La laïcité est un régime politique égalitaire en droit ! Cette affirmation, fondatrice de la légitimité laïque, est déclamée de manière récurrente. Mais correspond-elle à une réalité ou relève-t-elle de l’idée reçue ? Voici une analyse critique de la notion de laïcité qui resitue philosophiquement les contours de sa définition et les limites de son application.

Pour évaluer la neutralité religieuse et philosophique de la laïcité française, il faut au préalable se demander si elle se trouve à équidistance de toutes les options religieuses ou philosophiques. La laïcité prétend transcender tous les clivages et toutes les orientations religieuses. Ce faisant, elle endosse déjà préalablement, inconsciemment ou consciemment, le rôle d’une transcendance de substitution mais une transcendance de nature immanente, ce qui en souligne déjà l’imposture sur le fond et l’illégitimité sur la forme. La prétention laïque à représenter le seul véritable système de gestion égalitaire des opinions religieuses ou areligieuses en garantissant à tous le respect de la liberté de conscience, prétention déclinée et déclamée sur le mode de l’universalisme anthropocentré et du rationalisme humaniste, a, depuis, très logiquement déroulé sa propre défection. La neutralité religieuse ou vide doctrinale, non positionnement doxique définissant la laïcité ne pouvant que favoriser nécessairement une relation de proximité ou d’éloignement avec chacune des options religieuses ou philosophiques disponibles.

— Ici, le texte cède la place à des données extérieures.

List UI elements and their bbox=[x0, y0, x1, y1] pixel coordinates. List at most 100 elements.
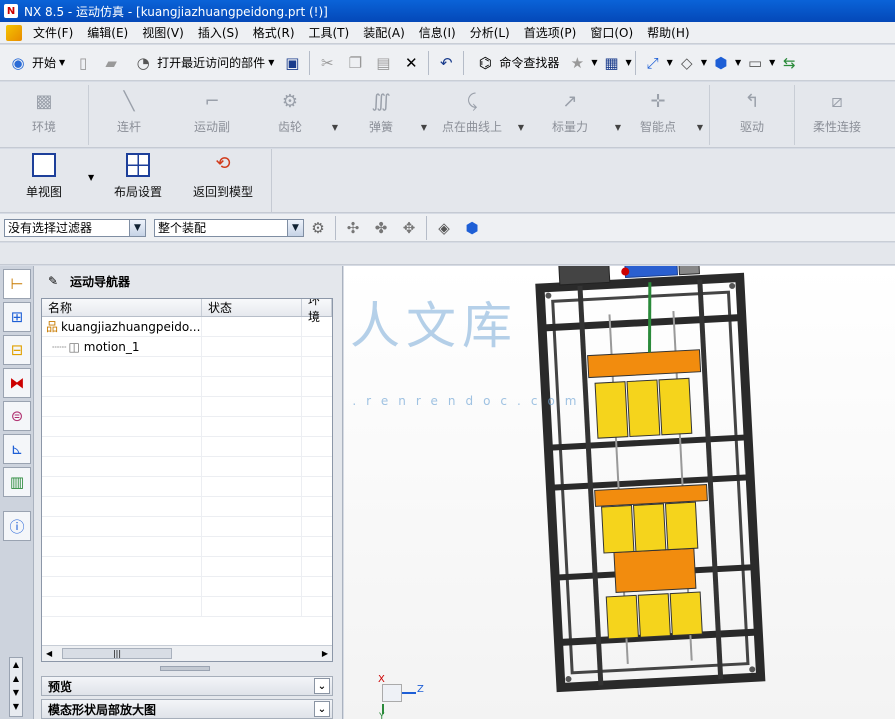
spring-dropdown[interactable]: ▼ bbox=[417, 123, 431, 132]
menu-information[interactable]: 信息(I) bbox=[412, 24, 463, 41]
display-icon[interactable]: ▦ bbox=[601, 52, 623, 74]
scroll-right-icon[interactable]: ▶ bbox=[322, 649, 328, 658]
menu-help[interactable]: 帮助(H) bbox=[640, 24, 696, 41]
joint-button[interactable]: ⌐ 运动副 bbox=[169, 82, 255, 146]
palette-tab[interactable]: ▥ bbox=[3, 467, 31, 497]
scroll-left-icon[interactable]: ◀ bbox=[46, 649, 52, 658]
cut-icon[interactable]: ✂ bbox=[316, 52, 338, 74]
save-icon[interactable]: ▣ bbox=[281, 52, 303, 74]
splitter-handle[interactable] bbox=[160, 666, 210, 671]
column-status[interactable]: 状态 bbox=[202, 299, 302, 316]
driver-button[interactable]: ↰ 驱动 bbox=[710, 82, 794, 146]
orient-view-icon[interactable]: ⬢ bbox=[710, 52, 732, 74]
tree-row[interactable]: 品 kuangjiazhuangpeido... bbox=[42, 317, 332, 337]
assembly-icon: 品 bbox=[46, 320, 59, 334]
preview-panel-title: 预览 bbox=[48, 679, 73, 694]
resource-bar-scroll[interactable]: ▲ ▲ ▼ ▼ bbox=[9, 657, 23, 717]
start-label: 开始 bbox=[32, 56, 57, 70]
tree-row[interactable]: ┄┄ ◫ motion_1 bbox=[42, 337, 332, 357]
pin-icon[interactable]: ✎ bbox=[48, 274, 62, 288]
single-view-dropdown[interactable]: ▼ bbox=[88, 173, 98, 182]
chevron-down-icon[interactable]: ⌄ bbox=[314, 678, 330, 694]
tree-row-empty bbox=[42, 457, 332, 477]
paste-icon[interactable]: ▤ bbox=[372, 52, 394, 74]
layout-settings-button[interactable]: 布局设置 bbox=[98, 149, 178, 200]
background-icon[interactable]: ▭ bbox=[744, 52, 766, 74]
smart-point-label: 智能点 bbox=[639, 120, 676, 134]
reuse-library-tab[interactable]: ⊜ bbox=[3, 401, 31, 431]
graphics-window[interactable]: 人人文库 www.renrendoc.com Z X Y bbox=[344, 266, 895, 719]
assembly-navigator-tab[interactable]: ⊞ bbox=[3, 302, 31, 332]
gear-button[interactable]: ⚙ 齿轮 bbox=[255, 82, 325, 146]
scalar-force-dropdown[interactable]: ▼ bbox=[611, 123, 625, 132]
filter-settings-icon[interactable]: ⚙ bbox=[307, 217, 329, 239]
menu-preferences[interactable]: 首选项(P) bbox=[517, 24, 584, 41]
tree-header: 名称 状态 环境 bbox=[42, 299, 332, 324]
star-icon[interactable]: ★ bbox=[566, 52, 588, 74]
copy-icon[interactable]: ❐ bbox=[344, 52, 366, 74]
scalar-force-button[interactable]: ↗ 标量力 bbox=[529, 82, 611, 146]
menu-analysis[interactable]: 分析(L) bbox=[463, 24, 517, 41]
selection-scope-select[interactable]: 整个装配 ▼ bbox=[154, 218, 304, 237]
recent-parts-label: 打开最近访问的部件 bbox=[157, 56, 266, 70]
title-bar: N NX 8.5 - 运动仿真 - [kuangjiazhuangpeidong… bbox=[0, 0, 895, 22]
select-face-icon[interactable]: ◈ bbox=[433, 217, 455, 239]
return-to-model-icon: ⟲ bbox=[215, 153, 231, 174]
rendering-style-icon[interactable]: ◇ bbox=[676, 52, 698, 74]
mode-shape-panel-header[interactable]: 模态形状局部放大图 ⌄ bbox=[41, 699, 333, 719]
point-on-curve-dropdown[interactable]: ▼ bbox=[513, 123, 529, 132]
menu-tools[interactable]: 工具(T) bbox=[302, 24, 357, 41]
smart-point-button[interactable]: ✛ 智能点 bbox=[625, 82, 691, 146]
type-filter-select[interactable]: 没有选择过滤器 ▼ bbox=[4, 218, 146, 237]
menu-view[interactable]: 视图(V) bbox=[135, 24, 191, 41]
menu-edit[interactable]: 编辑(E) bbox=[80, 24, 135, 41]
link-button[interactable]: ╲ 连杆 bbox=[89, 82, 169, 146]
fit-view-icon[interactable]: ⤢ bbox=[642, 52, 664, 74]
delete-icon[interactable]: ✕ bbox=[400, 52, 422, 74]
point-on-curve-button[interactable]: ⤹ 点在曲线上 bbox=[431, 82, 513, 146]
flexible-link-button[interactable]: ⧄ 柔性连接 bbox=[795, 82, 879, 146]
part-navigator-tab[interactable]: ⧓ bbox=[3, 368, 31, 398]
extra-tool-icon[interactable]: ⇆ bbox=[778, 52, 800, 74]
joint-label: 运动副 bbox=[193, 120, 230, 134]
snap-midpoint-icon[interactable]: ✥ bbox=[398, 217, 420, 239]
snap-point-icon[interactable]: ✣ bbox=[342, 217, 364, 239]
watermark-url: www.renrendoc.com bbox=[344, 394, 587, 408]
command-finder-button[interactable]: ⌬ 命令查找器 bbox=[467, 48, 563, 78]
watermark-logo: 人人文库 bbox=[344, 297, 518, 355]
undo-icon[interactable]: ↶ bbox=[435, 52, 457, 74]
scrollbar-thumb[interactable]: ||| bbox=[62, 648, 172, 659]
start-button[interactable]: ◉ 开始 ▼ bbox=[0, 48, 69, 78]
constraint-navigator-tab[interactable]: ⊟ bbox=[3, 335, 31, 365]
menu-format[interactable]: 格式(R) bbox=[246, 24, 302, 41]
menu-assembly[interactable]: 装配(A) bbox=[356, 24, 412, 41]
start-icon: ◉ bbox=[11, 53, 25, 72]
spring-label: 弹簧 bbox=[368, 120, 393, 134]
history-tab[interactable]: ⊾ bbox=[3, 434, 31, 464]
point-on-curve-icon: ⤹ bbox=[466, 90, 478, 112]
smart-point-dropdown[interactable]: ▼ bbox=[691, 123, 709, 132]
column-name[interactable]: 名称 bbox=[42, 299, 202, 316]
gear-dropdown[interactable]: ▼ bbox=[325, 123, 345, 132]
column-environment[interactable]: 环境 bbox=[302, 299, 332, 324]
menu-file[interactable]: 文件(F) bbox=[26, 24, 80, 41]
snap-endpoint-icon[interactable]: ✤ bbox=[370, 217, 392, 239]
info-tab[interactable]: ⓘ bbox=[3, 511, 31, 541]
chevron-down-icon[interactable]: ⌄ bbox=[314, 701, 330, 717]
new-file-icon[interactable]: ▯ bbox=[72, 52, 94, 74]
menu-window[interactable]: 窗口(O) bbox=[583, 24, 640, 41]
recent-parts-button[interactable]: ◔ 打开最近访问的部件 ▼ bbox=[125, 48, 278, 78]
horizontal-scrollbar[interactable]: ◀ ||| ▶ bbox=[42, 645, 332, 661]
spring-button[interactable]: ∭ 弹簧 bbox=[345, 82, 417, 146]
menu-insert[interactable]: 插入(S) bbox=[191, 24, 246, 41]
single-view-button[interactable]: 单视图 bbox=[0, 149, 88, 200]
environment-button[interactable]: ▩ 环境 bbox=[0, 82, 88, 146]
single-view-label: 单视图 bbox=[25, 185, 62, 199]
preview-panel-header[interactable]: 预览 ⌄ bbox=[41, 676, 333, 696]
motion-navigator-tab[interactable]: ⊢ bbox=[3, 269, 31, 299]
return-to-model-button[interactable]: ⟲ 返回到模型 bbox=[178, 149, 268, 200]
open-folder-icon[interactable]: ▰ bbox=[100, 52, 122, 74]
navigator-title: 运动导航器 bbox=[70, 274, 131, 289]
app-menu-icon[interactable] bbox=[6, 24, 22, 41]
select-body-icon[interactable]: ⬢ bbox=[461, 217, 483, 239]
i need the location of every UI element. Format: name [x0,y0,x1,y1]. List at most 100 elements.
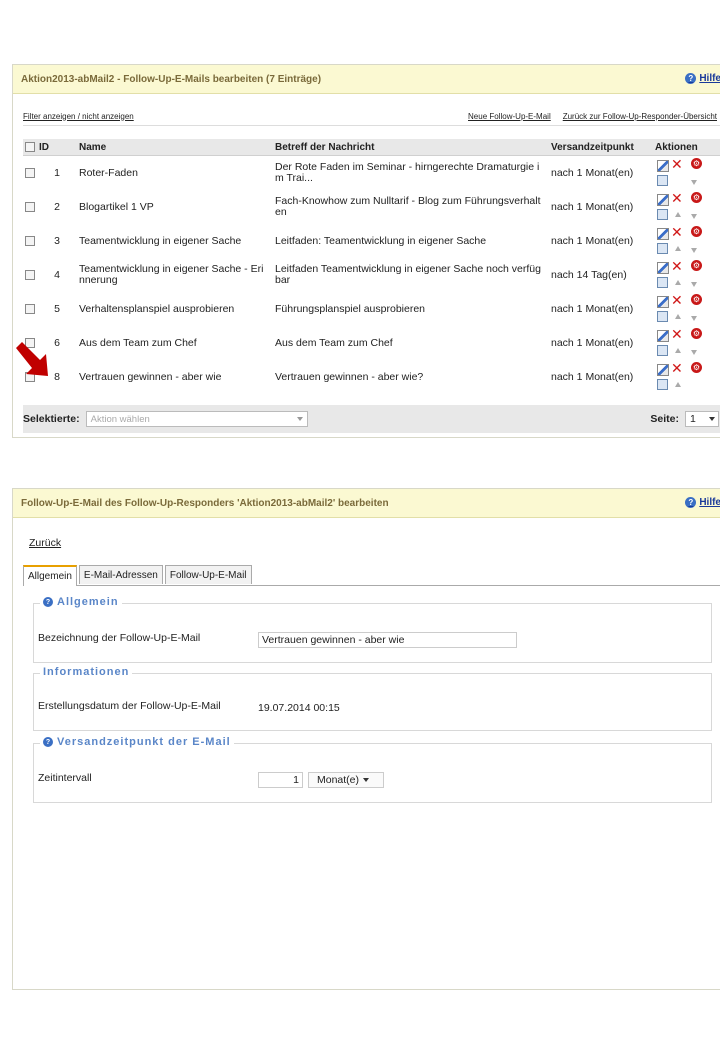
move-up-icon[interactable] [675,246,681,251]
copy-icon[interactable] [657,311,668,322]
list-toolbar: Filter anzeigen / nicht anzeigen Neue Fo… [23,107,720,126]
move-up-icon[interactable] [675,348,681,353]
row-name: Teamentwicklung in eigener Sache [79,234,242,247]
column-header-id[interactable]: ID [37,139,77,156]
move-up-icon[interactable] [675,314,681,319]
move-down-icon[interactable] [691,350,697,355]
row-name: Aus dem Team zum Chef [79,336,197,349]
row-name: Verhaltensplanspiel ausprobieren [79,302,235,315]
row-checkbox[interactable] [25,303,35,314]
delete-icon[interactable]: ✕ [671,259,683,273]
table-row: 2 Blogartikel 1 VP Fach-Knowhow zum Nullta… [23,190,720,224]
edit-icon[interactable] [657,194,669,206]
page-select[interactable]: 1 [685,411,719,427]
move-down-icon[interactable] [691,316,697,321]
row-checkbox[interactable] [25,235,35,246]
new-follow-up-email-link[interactable]: Neue Follow-Up-E-Mail [468,112,551,121]
copy-icon[interactable] [657,277,668,288]
delete-icon[interactable]: ✕ [671,293,683,307]
column-header-actions: Aktionen [653,139,720,156]
row-id: 1 [54,166,60,179]
section-information: Informationen Erstellungsdatum der Follo… [33,666,712,731]
edit-icon[interactable] [657,228,669,240]
row-checkbox[interactable] [25,201,35,212]
column-header-subject[interactable]: Betreff der Nachricht [273,139,549,156]
interval-input-value: 1 [293,774,299,786]
delete-icon[interactable]: ✕ [671,157,683,171]
help-icon[interactable]: ? [43,597,53,607]
row-name: Roter-Faden [79,166,138,179]
row-subject: Vertrauen gewinnen - aber wie? [275,370,424,383]
row-name: Teamentwicklung in eigener Sache - Eri n… [79,263,264,286]
move-up-icon[interactable] [675,382,681,387]
settings-icon[interactable]: ⚙ [691,362,702,373]
edit-icon[interactable] [657,262,669,274]
row-subject: Führungsplanspiel ausprobieren [275,302,426,315]
section-general-title: Allgemein [57,596,119,608]
column-header-name[interactable]: Name [77,139,273,156]
edit-icon[interactable] [657,160,669,172]
follow-up-table: ID Name Betreff der Nachricht Versandzei… [23,139,720,394]
help-label: Hilfe [699,497,720,508]
delete-icon[interactable]: ✕ [671,327,683,341]
tab-email-addresses[interactable]: E-Mail-Adressen [78,565,163,584]
back-to-overview-link[interactable]: Zurück zur Follow-Up-Responder-Übersicht [563,112,717,121]
back-link[interactable]: Zurück [29,537,61,549]
bulk-action-placeholder: Aktion wählen [90,413,150,425]
list-footer: Selektierte: Aktion wählen Seite: 1 [23,405,720,433]
help-link[interactable]: ? Hilfe [685,497,720,508]
edit-icon[interactable] [657,296,669,308]
row-name: Blogartikel 1 VP [79,200,154,213]
settings-icon[interactable]: ⚙ [691,328,702,339]
settings-icon[interactable]: ⚙ [691,158,702,169]
row-send-time: nach 1 Monat(en) [551,370,634,383]
help-link[interactable]: ? Hilfe [685,73,720,84]
row-actions: ✕ ⚙ [653,326,720,360]
move-down-icon[interactable] [691,214,697,219]
interval-label: Zeitintervall [38,772,92,784]
copy-icon[interactable] [657,243,668,254]
column-header-send-time[interactable]: Versandzeitpunkt [549,139,653,156]
follow-up-edit-panel: Follow-Up-E-Mail des Follow-Up-Responder… [12,488,720,990]
page-label: Seite: [650,413,679,425]
settings-icon[interactable]: ⚙ [691,260,702,271]
select-all-checkbox[interactable] [25,141,35,152]
tab-general[interactable]: Allgemein [23,565,77,586]
chevron-down-icon [363,778,370,782]
delete-icon[interactable]: ✕ [671,361,683,375]
row-send-time: nach 1 Monat(en) [551,166,634,179]
copy-icon[interactable] [657,345,668,356]
bulk-action-select[interactable]: Aktion wählen [85,411,308,427]
move-down-icon[interactable] [691,282,697,287]
tab-follow-up-email[interactable]: Follow-Up-E-Mail [164,565,252,584]
move-up-icon[interactable] [675,280,681,285]
row-checkbox[interactable] [25,269,35,280]
copy-icon[interactable] [657,379,668,390]
row-actions: ✕ ⚙ [653,258,720,292]
copy-icon[interactable] [657,209,668,220]
settings-icon[interactable]: ⚙ [691,226,702,237]
selected-label: Selektierte: [23,413,80,425]
edit-icon[interactable] [657,330,669,342]
interval-input[interactable]: 1 [258,772,303,788]
help-icon[interactable]: ? [43,737,53,747]
filter-toggle-link[interactable]: Filter anzeigen / nicht anzeigen [23,112,134,121]
settings-icon[interactable]: ⚙ [691,192,702,203]
move-up-icon[interactable] [675,212,681,217]
edit-icon[interactable] [657,364,669,376]
row-subject: Leitfaden: Teamentwicklung in eigener Sa… [275,234,487,247]
delete-icon[interactable]: ✕ [671,191,683,205]
row-send-time: nach 1 Monat(en) [551,200,634,213]
row-checkbox[interactable] [25,167,35,178]
red-arrow-icon [16,342,48,376]
settings-icon[interactable]: ⚙ [691,294,702,305]
interval-unit-select[interactable]: Monat(e) [308,772,384,788]
row-actions: ✕ ⚙ [653,224,720,258]
section-general: ? Allgemein Bezeichnung der Follow-Up-E-… [33,596,712,663]
copy-icon[interactable] [657,175,668,186]
name-input[interactable]: Vertrauen gewinnen - aber wie [258,632,517,648]
move-down-icon[interactable] [691,180,697,185]
move-down-icon[interactable] [691,248,697,253]
row-send-time: nach 1 Monat(en) [551,302,634,315]
delete-icon[interactable]: ✕ [671,225,683,239]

La laïcité, régime général de l’impensé agnostique

Ainsi, il est évident que le régime de neutralité religieuse, par son indétermination théologique supposée, se rapproche davantage de l’agnosticisme qui désigne lui-même l’indécision religieuse. En écartant Dieu et toute référence au sacré de son champ désigné, la laïcité favorise l’agnosticisme et l’agnosticisme favorise le plus souvent l’athéisme (c’est au moins le cas de l’insouciance religieuse, la forme agnostique la plus courante). Cette partialité agnostique de la laïcité se retrouve dans les deux conceptions les plus connues de cette notion, quoiqu’à un degré divers. Celle d’une laïcité de neutralité caractérisée par une cohabitation civile des religions et garantie par une impartialité de l’Etat à l’égard du religieux, et celle, historiquement spécifique à la France, d’une laïcité de neutralisation religieuse sur le modèle d’une séparation-rupture jugée positivement comme une forme d’émancipation, à terme définitive, de l’Etat et de la société républicaine avec la référence religieuse, étape venant elle-même consacrer l’aboutissement d’un processus de sécularisation conduisant les sociétés de l’influence religieuse à la tiédeur et l’indifférence religieuse et de celles-ci à la sortie du religieux, y compris par le recours à une extension publique du champ de la neutralisation religieuse défendu par les tenants d’un laïcisme de l’émancipation intégrale. Un modèle laïc qui invalide donc la présupposée impartialité doxique de son ordre et qui, paradoxe de l’histoire, a fait de la laïcité ce qu’elle était censée combattre : un dogme politique. Ajoutons que l’émancipation laïque de la religion reposerait, comme l’a rappelé 1 l’ancien ministre de l’Intérieur et figure notoire du républicanisme Jean-Pierre Chevènement, sur le pari d’un recours exclusif à la rationalité, en droite ligne de l’héritage des Lumières, et sur le présupposé que la raison réunirait les Hommes là où la croyance ou la foi les diviseraient.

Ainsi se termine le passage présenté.